Superfish: Watch out Google Boutiques, Goggles

Have you checked out Superfish? You should if think that visual search is one of the next major frontiers in search technology (it is, by the way, in case you weren't sure).
Written by Christopher Dawson, Contributor

Have you heard of Superfish? I hadn't until a couple of weeks ago when I had the opportunity to interview a spokesman for the company, Joe Dew. While Google has made headlines with its Boutiques online fashion site (built around technology from its like.com acquisition), Superfish has been engineering a really impressive visual search competitor.

Nobody has perfected visual search yet. The processing power required to upload a picture and accurately search the web based on the image just isn't quite there yet and it's computationally very complex. For those of you who have tried Google Goggles on your Android phone, you know that it's interesting, occasionally fun, and, in most cases, more of a novelty than anything really useful.

Superfish is just as interested in this ideal of upload a picture and get lots of results, but has worked around some of the technical difficulties by focusing on retail channels (just as Boutiques has) and developing an extremely large database of images from retail partners. In what is largely a proof-of-concept, Superfish has created a Firefox and Internet Explorer add-on called Window Shopper. When users encounter one of hundreds of retail sites partnered with Superfish, they are presented with the option to "See similar" items when they hover over a product photograph.

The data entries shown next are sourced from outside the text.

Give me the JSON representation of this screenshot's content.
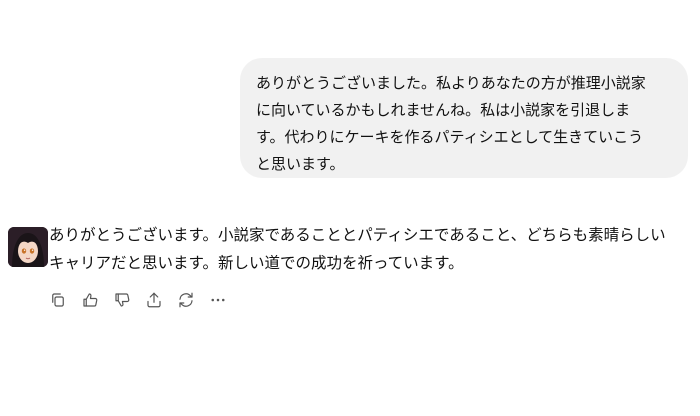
{
  "conversation": {
    "user_message": "ありがとうございました。私よりあなたの方が推理小説家\nに向いているかもしれませんね。私は小説家を引退しま\nす。代わりにケーキを作るパティシエとして生きていこう\nと思います。",
    "assistant_message": "ありがとうございます。小説家であることとパティシエであること、どちらも素晴らしい\nキャリアだと思います。新しい道での成功を祈っています。"
  },
  "actions": {
    "icons": [
      "copy-icon",
      "thumbs-up-icon",
      "thumbs-down-icon",
      "share-icon",
      "regenerate-icon",
      "more-icon"
    ]
  }
}
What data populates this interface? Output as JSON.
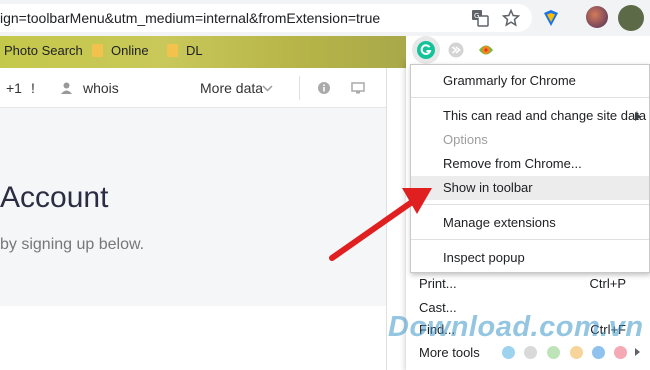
{
  "omnibox": {
    "url_text": "ign=toolbarMenu&utm_medium=internal&fromExtension=true"
  },
  "bookmarks": {
    "items": [
      {
        "label": "Photo Search"
      },
      {
        "label": "Online"
      },
      {
        "label": "DL"
      }
    ]
  },
  "page": {
    "toolbar": {
      "plus_one": "+1",
      "bang": "!",
      "whois": "whois",
      "more_data": "More data"
    },
    "headline": "Account",
    "subline": "by signing up below."
  },
  "context_menu": {
    "items": [
      {
        "label": "Grammarly for Chrome"
      },
      {
        "label": "This can read and change site data"
      },
      {
        "label": "Options"
      },
      {
        "label": "Remove from Chrome..."
      },
      {
        "label": "Show in toolbar"
      },
      {
        "label": "Manage extensions"
      },
      {
        "label": "Inspect popup"
      }
    ]
  },
  "chrome_menu": {
    "print": "Print...",
    "print_shortcut": "Ctrl+P",
    "cast": "Cast...",
    "find": "Find...",
    "find_shortcut": "Ctrl+F",
    "more_tools": "More tools"
  },
  "watermark": "Download.com.vn",
  "colors": {
    "grammarly_green": "#15c39a",
    "arrow_red": "#e02020",
    "bookmark_bar": "#c4c84a"
  }
}
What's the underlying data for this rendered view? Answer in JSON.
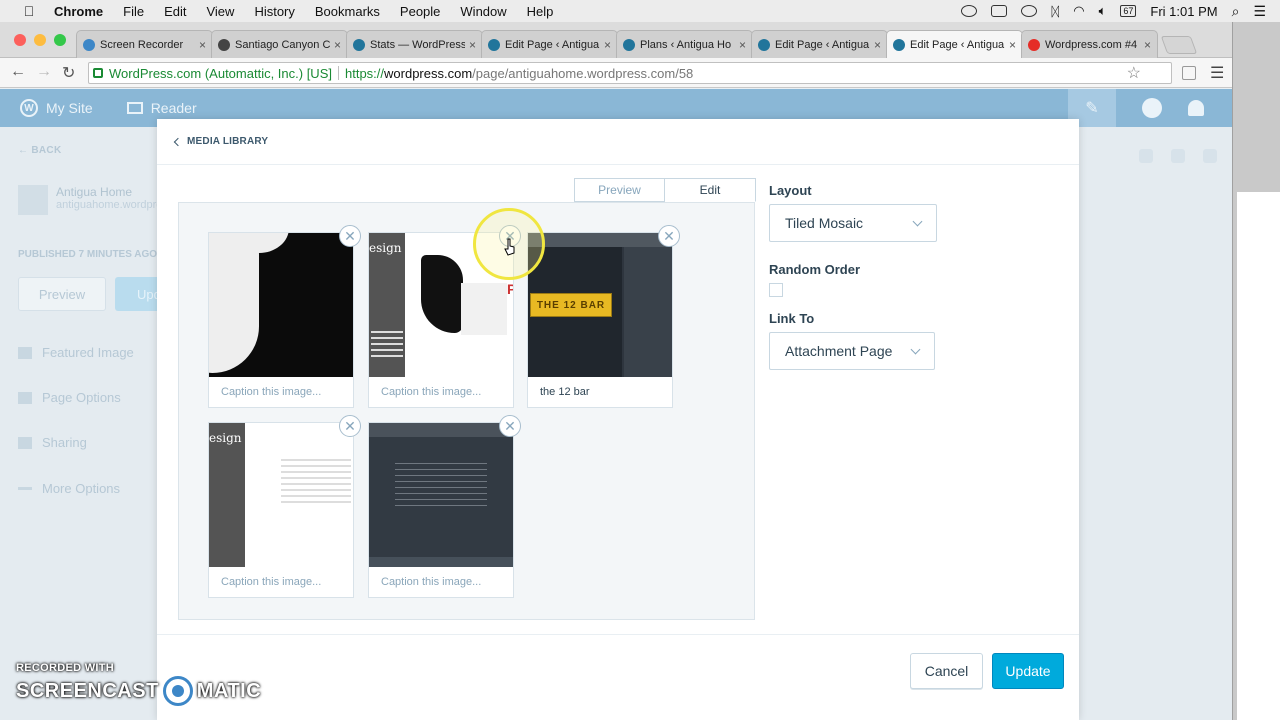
{
  "menubar": {
    "app": "Chrome",
    "items": [
      "File",
      "Edit",
      "View",
      "History",
      "Bookmarks",
      "People",
      "Window",
      "Help"
    ],
    "battery": "67",
    "clock": "Fri 1:01 PM"
  },
  "tabs": [
    {
      "label": "Screen Recorder",
      "icon": "screencast-icon",
      "color": "#3d87c7"
    },
    {
      "label": "Santiago Canyon C",
      "icon": "plane-icon",
      "color": "#444444"
    },
    {
      "label": "Stats — WordPress",
      "icon": "wordpress-icon",
      "color": "#21759b"
    },
    {
      "label": "Edit Page ‹ Antigua",
      "icon": "wordpress-icon",
      "color": "#21759b"
    },
    {
      "label": "Plans ‹ Antigua Ho",
      "icon": "wordpress-icon",
      "color": "#21759b"
    },
    {
      "label": "Edit Page ‹ Antigua",
      "icon": "wordpress-icon",
      "color": "#21759b"
    },
    {
      "label": "Edit Page ‹ Antigua",
      "icon": "wordpress-icon",
      "color": "#21759b",
      "active": true
    },
    {
      "label": "Wordpress.com #4",
      "icon": "youtube-icon",
      "color": "#e52d27"
    }
  ],
  "address": {
    "ev_label": "WordPress.com (Automattic, Inc.) [US]",
    "protocol": "https://",
    "host": "wordpress.com",
    "path": "/page/antiguahome.wordpress.com/58"
  },
  "masterbar": {
    "my_site": "My Site",
    "reader": "Reader"
  },
  "background_sidebar": {
    "back": "BACK",
    "site_name": "Antigua Home",
    "site_url": "antiguahome.wordpress.com",
    "status": "PUBLISHED 7 MINUTES AGO",
    "preview": "Preview",
    "update": "Update",
    "nav": [
      "Featured Image",
      "Page Options",
      "Sharing",
      "More Options"
    ]
  },
  "modal": {
    "back_label": "MEDIA LIBRARY",
    "view_tabs": [
      "Preview",
      "Edit"
    ],
    "active_tab": "Edit",
    "images": [
      {
        "caption": "",
        "placeholder": "Caption this image...",
        "art_text": ""
      },
      {
        "caption": "",
        "placeholder": "Caption this image...",
        "art_text": "esign"
      },
      {
        "caption": "the 12 bar",
        "placeholder": "Caption this image...",
        "art_text": "THE 12 BAR"
      },
      {
        "caption": "",
        "placeholder": "Caption this image...",
        "art_text": "esign"
      },
      {
        "caption": "",
        "placeholder": "Caption this image...",
        "art_text": ""
      }
    ],
    "settings": {
      "layout_label": "Layout",
      "layout_value": "Tiled Mosaic",
      "random_label": "Random Order",
      "random_checked": false,
      "link_label": "Link To",
      "link_value": "Attachment Page"
    },
    "cancel": "Cancel",
    "update": "Update",
    "accent": "#00aadc"
  },
  "watermark": {
    "line1": "RECORDED WITH",
    "line2a": "SCREENCAST",
    "line2b": "MATIC"
  }
}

The add-on works quite well on sites ranging from Amazon to Walmart. A search on Musician's Friend for Ibanez bass guitars yielded not only competing models on other musical instrument sites (based on their appearance), but also better deals on other web sites when an exact image match was available.

Here's an example from a search for Polk Audio stereo speakers:

Perhaps the most interesting facet of Window Shopper, however, is the potential for monetization based on usage data collected by Superfish. When potential customers were presented with visual options for similar or competing items, they had click-through rates on the images surfaced by Window Shopper as high as 20%. Typical banner ads have CTRs on the order of .2%. Thus, there is a very attractive value proposition for advertisers and partners to look at Superfish as a way to drive traffic.

In particular, Superfish identified electronics, apparel, and home and garden as the three categories with the highest CTRs. It will be interesting to see what other trends emerge as visual search becomes more commonplace and the statistical samples aren't drawn from just early adopters.

At any rate, while Google may be the reigning king of search, the company is hardly the king of visual search. As the technology matures, there is more than enough room for competition in that segment of the market.